Fließender Morast
Roya-Frostlande

Erreiche 50 % Erkundungsfortschritt, um den Bericht freizuschalten.
Berge zerstoben, als der eiserne Stern herabstürzte.
Da standen wir unter seinen Überresten...
Keine Früchte mehr an den Bäumen, keine Feuer mehr, um die Nächte zu erwärmen.
Oh Sonne und Sterne, Ihr bliebet stumm.
Oh Wolken und Nacht, stille Tränen habt ihr vergossen.
Im Schein der dunklen Nacht,
in den Frostlanden bar jeder Wärme,
Einzig der Gigant, sonnengleich blendend, verblieb.

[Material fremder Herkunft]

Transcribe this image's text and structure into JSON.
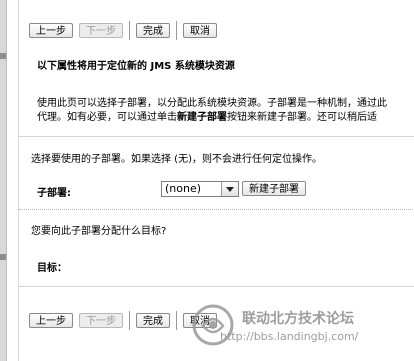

einzig der Gigant, sonnengleich blendend, verblieb.
„Bleibet am Leben.“
So sprach Er.
– Auszug aus dem Volkslied der Roya Denn der Gigant ist zugegen
Der Mythologie der Roya und den historischen Überlieferungen zufolge lebten die Roya bis zum Einbruch des Lamento über Lahai-Roi auf der Oberfläche, zwischen den Fjord-Wäldern. Im Gefolge des Lamento war ▇▇▇▇▇▇ von Solaris einem grundlegenden Wandel unterworfen, der abrupte und heftige Temperaturabfälle verursachte, gefolgt vom Sturz von ▇▇▇▇ und ▇▇▇. Den Roya jener Zeit blieb keine andere Wahl, als sich in die Überreste von ▇▇▇▇ zu retten und die verschneiten Frostlande auf der Suche nach Leben zu durchstreifen.

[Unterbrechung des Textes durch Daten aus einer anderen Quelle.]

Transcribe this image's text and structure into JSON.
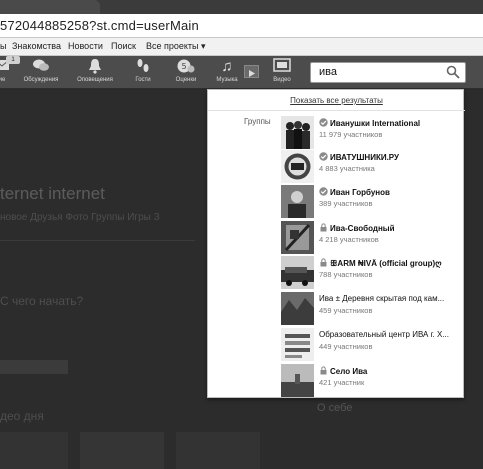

Erreiche 100 % Erkundungsfortschritt, um den Bericht freizuschalten.
Säule farbigen Lichts, ersterbender Regenbogen.
Fingerspitzen, Hände, Schultern...
Mutter erlosch wie Kerzenschein.
Dunkles Land, versinkende Ebenen.
Geborstenes Holz, zerschmettertes Eis, Wind, und Schnee...

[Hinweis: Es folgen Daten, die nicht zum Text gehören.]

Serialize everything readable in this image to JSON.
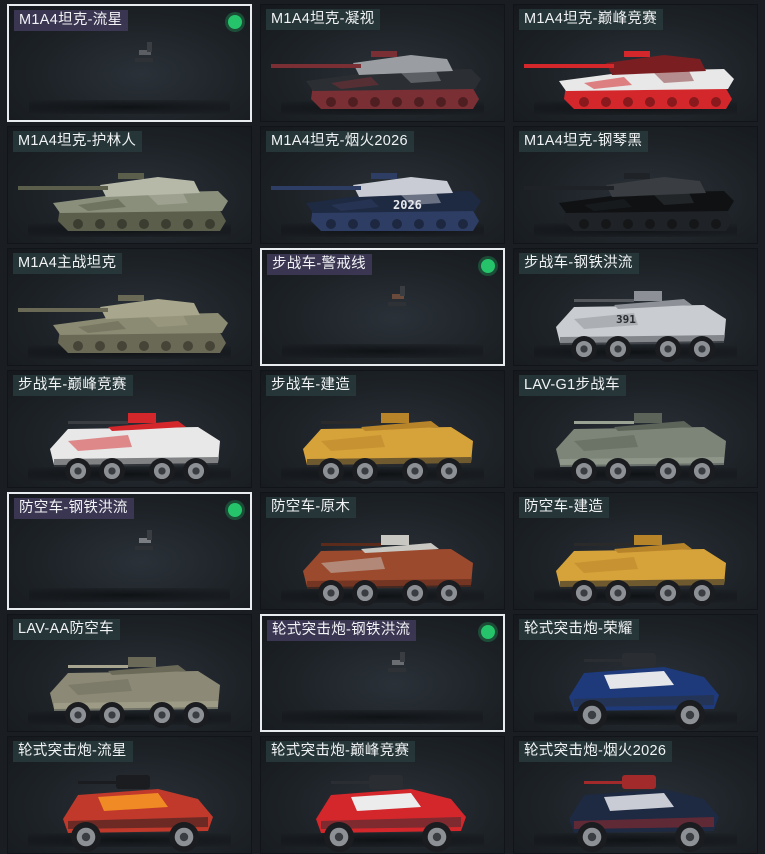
{
  "items": [
    {
      "label": "M1A4坦克-流星",
      "kind": "empty",
      "selected": true,
      "owned": true,
      "colors": [
        "#5b5f63"
      ],
      "icon": "tank-preview-placeholder-icon"
    },
    {
      "label": "M1A4坦克-凝视",
      "kind": "tank",
      "selected": false,
      "owned": false,
      "colors": [
        "#2b2f33",
        "#7a2f34",
        "#9a9ea2"
      ],
      "icon": "tank-icon"
    },
    {
      "label": "M1A4坦克-巅峰竞赛",
      "kind": "tank",
      "selected": false,
      "owned": false,
      "colors": [
        "#e8e8e8",
        "#d3272c",
        "#7a1e22"
      ],
      "icon": "tank-icon"
    },
    {
      "label": "M1A4坦克-护林人",
      "kind": "tank",
      "selected": false,
      "owned": false,
      "colors": [
        "#8a8f7c",
        "#5a5e4b",
        "#b6b8a8"
      ],
      "icon": "tank-icon"
    },
    {
      "label": "M1A4坦克-烟火2026",
      "kind": "tank",
      "selected": false,
      "owned": false,
      "colors": [
        "#1e2942",
        "#2d3d63",
        "#c9ccd4"
      ],
      "icon": "tank-icon",
      "decal": "2026"
    },
    {
      "label": "M1A4坦克-钢琴黑",
      "kind": "tank",
      "selected": false,
      "owned": false,
      "colors": [
        "#0f1113",
        "#1f2226",
        "#3a3d41"
      ],
      "icon": "tank-icon"
    },
    {
      "label": "M1A4主战坦克",
      "kind": "tank",
      "selected": false,
      "owned": false,
      "colors": [
        "#8b8a72",
        "#6a6955",
        "#a8a68c"
      ],
      "icon": "tank-icon"
    },
    {
      "label": "步战车-警戒线",
      "kind": "empty",
      "selected": true,
      "owned": true,
      "colors": [
        "#6a4a3a"
      ],
      "icon": "ifv-preview-placeholder-icon"
    },
    {
      "label": "步战车-钢铁洪流",
      "kind": "ifv",
      "selected": false,
      "owned": false,
      "colors": [
        "#c9ccd0",
        "#8d9197",
        "#55595e"
      ],
      "icon": "ifv-icon",
      "decal": "391"
    },
    {
      "label": "步战车-巅峰竞赛",
      "kind": "ifv",
      "selected": false,
      "owned": false,
      "colors": [
        "#e8e8e8",
        "#d3272c",
        "#3a3d41"
      ],
      "icon": "ifv-icon"
    },
    {
      "label": "步战车-建造",
      "kind": "ifv",
      "selected": false,
      "owned": false,
      "colors": [
        "#d6a23a",
        "#b8842a",
        "#2a2a2a"
      ],
      "icon": "ifv-icon"
    },
    {
      "label": "LAV-G1步战车",
      "kind": "ifv",
      "selected": false,
      "owned": false,
      "colors": [
        "#7c8577",
        "#5c6459",
        "#9aa294"
      ],
      "icon": "ifv-icon"
    },
    {
      "label": "防空车-钢铁洪流",
      "kind": "empty",
      "selected": true,
      "owned": true,
      "colors": [
        "#7a7e82"
      ],
      "icon": "aa-preview-placeholder-icon"
    },
    {
      "label": "防空车-原木",
      "kind": "ifv",
      "selected": false,
      "owned": false,
      "colors": [
        "#9b4a2e",
        "#c9c7c2",
        "#5a2a1b"
      ],
      "icon": "aa-vehicle-icon"
    },
    {
      "label": "防空车-建造",
      "kind": "ifv",
      "selected": false,
      "owned": false,
      "colors": [
        "#d6a23a",
        "#b8842a",
        "#2a2a2a"
      ],
      "icon": "aa-vehicle-icon"
    },
    {
      "label": "LAV-AA防空车",
      "kind": "ifv",
      "selected": false,
      "owned": false,
      "colors": [
        "#8c8a76",
        "#6b6a59",
        "#a8a690"
      ],
      "icon": "aa-vehicle-icon"
    },
    {
      "label": "轮式突击炮-钢铁洪流",
      "kind": "empty",
      "selected": true,
      "owned": true,
      "colors": [
        "#6a6e72"
      ],
      "icon": "assault-gun-preview-placeholder-icon"
    },
    {
      "label": "轮式突击炮-荣耀",
      "kind": "apc",
      "selected": false,
      "owned": false,
      "colors": [
        "#1e3a7a",
        "#e4e6ea",
        "#2a2d31"
      ],
      "icon": "assault-gun-icon"
    },
    {
      "label": "轮式突击炮-流星",
      "kind": "apc",
      "selected": false,
      "owned": false,
      "colors": [
        "#c0392b",
        "#f08a24",
        "#1a1c1f"
      ],
      "icon": "assault-gun-icon"
    },
    {
      "label": "轮式突击炮-巅峰竞赛",
      "kind": "apc",
      "selected": false,
      "owned": false,
      "colors": [
        "#d3272c",
        "#ececec",
        "#2a2d31"
      ],
      "icon": "assault-gun-icon"
    },
    {
      "label": "轮式突击炮-烟火2026",
      "kind": "apc",
      "selected": false,
      "owned": false,
      "colors": [
        "#1e2942",
        "#c9ccd4",
        "#a22a2a"
      ],
      "icon": "assault-gun-icon"
    }
  ]
}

Wir stürzten wie Lemminge, dem Ende entgegen.
Der Gigant und ▇▇▇▇▇ im Kriege –
Das Ende der Ebene, das Ende der Alten Zeiten.
Dunkelheit senkte sich herab,
Das Brüllen von ▇▇▇▇▇.
Die Sonne stieg hinauf,
Der Herzschlag des Giganten.
Wie war das Regenbogenlicht zu löschen?
Wie konnte die Dunkelheit sich heben?
Wie hätten wir überleben können?
Denn der Gigant war zugegen.
Denn der Gigant war zugegen.
Denn der Gigant war zugegen.
– Auszug aus dem Volkslied der Roya Denn der Gigant war zugegen
Selbst nach ihrer entbehrungsreichen Reise über die Frostlande war den Roya kein Frieden beschieden. Stattdessen trafen sie auf den ersten Leerensturm in ihren historischen Aufzeichnungen. Chroniken der Roya berichten von blendenden Strahlen, die das Eis durchbohrten und in den Himmel hinaufschossen. Alles, was dieser Sturm berührte, wurde verschlungen, seiner Substanz beraubt und aus dieser Welt gelöscht.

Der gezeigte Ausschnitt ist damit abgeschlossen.